Tim Colebatch says that the government is not doing those on welfare a favour by ordering them "to start looking for jobs while doing nothing to help them tackle the shortfalls in basic skills, qualifications, attitude, whatever stopped them having a job in the first place." He says that true welfare reform is expensive as any savings from pushing some new applicants for disability or sole-parent benefits onto the cheaper unemployment benefit are far outweighed by the cost of support measures with which the Government plans to help them back into work, rising to $250 million a year by 2008-09.
He adds:
Australia's welfare safety net has not been acting as a springboard because we have not invested the money to make it work that way. In its small way, this welfare reform is a breakthrough, and hopefully a step to a new future where we will train our own workers rather than leaving 15 per cent of prime working-age men without a job and pinching skilled workers from poor countries.
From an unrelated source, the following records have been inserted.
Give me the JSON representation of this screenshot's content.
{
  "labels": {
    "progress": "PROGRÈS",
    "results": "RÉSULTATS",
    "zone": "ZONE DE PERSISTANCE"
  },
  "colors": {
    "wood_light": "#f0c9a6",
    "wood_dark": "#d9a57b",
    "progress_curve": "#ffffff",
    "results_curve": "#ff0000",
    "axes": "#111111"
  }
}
Costello and Howard's basic politics is about addressing the concerns of the middle class--Menzies' forgotten people. But they lacked the courage to resolutely address the long-term structural reforms needed to deal with a slowing world economy, burgeoning current account deficits, capacity constraints and slowing economic growth.
What then is Costello doing to make the Australian economy more productive, more resilent to future overseas shocks, better able to deal with the problems of an aging population and more ecologically sustainable?
|
I think the answer is... precious bloody little!